UK construction and materials companies issued six profit warnings in the first half of 2018, with 17% of the sector putting out warnings, according to EY’s latest Profit Warnings Focus
Four companies issued a total of six profit warnings in the first six months of the year.
By the same point in 2017 there had been three profit warnings, which went on to hit seven for the whole year.
Problem contracts, such as the construction of waste-to-energy plants, have proved to be the most common factor provoking listed companies to dampen the expectations of investors.
EY construction leader Ian Marson said: “The last year has been one of growth, but also increased challenge and scrutiny, which has drawn attention to some of the sector’s long-standing structural weaknesses. With the outlook in question, it feels like a good time to take stock and think about how construction companies can improve resilience and meet the challenges that lie ahead.”
Outside of residential construction, growth is still patchy with a smaller number of major projects coming through from the public sector. There’s an increasing risk that rising levels of economic and political uncertainty leads commercial clients to defer decision making. Just one of six sector profit warnings in 2018 cited the adverse weather, but four cited delayed contracts and uncertainty dragging on demand.
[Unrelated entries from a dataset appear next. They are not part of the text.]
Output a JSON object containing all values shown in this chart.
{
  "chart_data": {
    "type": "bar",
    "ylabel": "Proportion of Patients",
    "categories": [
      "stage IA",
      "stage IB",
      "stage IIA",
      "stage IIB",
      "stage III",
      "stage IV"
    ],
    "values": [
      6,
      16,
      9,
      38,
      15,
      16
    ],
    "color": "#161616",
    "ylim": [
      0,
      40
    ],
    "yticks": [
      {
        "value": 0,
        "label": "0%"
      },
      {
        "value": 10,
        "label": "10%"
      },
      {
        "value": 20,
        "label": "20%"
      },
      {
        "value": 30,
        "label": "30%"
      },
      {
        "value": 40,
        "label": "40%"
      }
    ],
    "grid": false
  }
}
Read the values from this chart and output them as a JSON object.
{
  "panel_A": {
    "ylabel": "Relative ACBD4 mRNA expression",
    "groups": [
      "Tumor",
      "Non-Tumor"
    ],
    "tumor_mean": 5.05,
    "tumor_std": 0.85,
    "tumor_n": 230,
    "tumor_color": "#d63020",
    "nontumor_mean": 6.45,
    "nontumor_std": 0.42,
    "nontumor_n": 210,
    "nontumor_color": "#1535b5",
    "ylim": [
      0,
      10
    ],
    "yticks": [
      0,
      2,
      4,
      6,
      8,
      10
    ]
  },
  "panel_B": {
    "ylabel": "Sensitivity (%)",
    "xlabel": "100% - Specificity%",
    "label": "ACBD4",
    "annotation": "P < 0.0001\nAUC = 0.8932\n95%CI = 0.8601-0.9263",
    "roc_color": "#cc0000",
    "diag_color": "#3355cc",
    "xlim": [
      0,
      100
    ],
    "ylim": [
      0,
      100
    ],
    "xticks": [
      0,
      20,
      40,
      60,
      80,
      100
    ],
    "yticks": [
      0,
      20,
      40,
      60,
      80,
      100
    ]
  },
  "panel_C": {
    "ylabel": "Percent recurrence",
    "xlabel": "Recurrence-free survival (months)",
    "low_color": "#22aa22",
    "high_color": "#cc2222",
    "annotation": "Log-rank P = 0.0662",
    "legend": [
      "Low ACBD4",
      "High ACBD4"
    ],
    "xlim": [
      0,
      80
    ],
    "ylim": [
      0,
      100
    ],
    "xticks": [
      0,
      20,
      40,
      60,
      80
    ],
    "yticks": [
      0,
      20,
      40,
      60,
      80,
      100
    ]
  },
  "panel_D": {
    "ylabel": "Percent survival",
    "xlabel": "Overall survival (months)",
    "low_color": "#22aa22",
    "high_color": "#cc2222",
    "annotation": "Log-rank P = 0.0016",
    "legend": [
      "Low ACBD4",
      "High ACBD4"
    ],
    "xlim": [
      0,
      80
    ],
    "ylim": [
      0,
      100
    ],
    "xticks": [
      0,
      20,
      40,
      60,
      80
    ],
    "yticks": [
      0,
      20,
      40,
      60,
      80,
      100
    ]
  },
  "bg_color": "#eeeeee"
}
Margins remain under pressure.
The construction sector, with government assistance, is looking at ways to address ingrained structural issues, such as low levels of innovation and the skills shortage. Low productivity is a vital challenge for the sector to resolve if it is to break out of its low-margin bind.
Marson continued: “Construction sector growth is notoriously hard to assess at any point – but especially after such a cold and wet winter. We’ll need a few more months of data to know if this represents a trend and it’s important to note that outside of residential construction, parts of the sector are growing, but at a relatively moderate pace.”
He added that construction companies were still carrying significant overhead in anticipation of bidding and winning new work but this has been slow to materialise – especially from within the public sector.
Marson concluded: “Concerns over the efficacy of PFI, along with increased scrutiny have served to extend the bid process for public projects. Two years of political uncertainty has also diverted attention away from infrastructure planning and spending.
“Margins also continue to remain under pressure, with risks beginning to build in raw material and labour costs from increased geopolitical tensions.”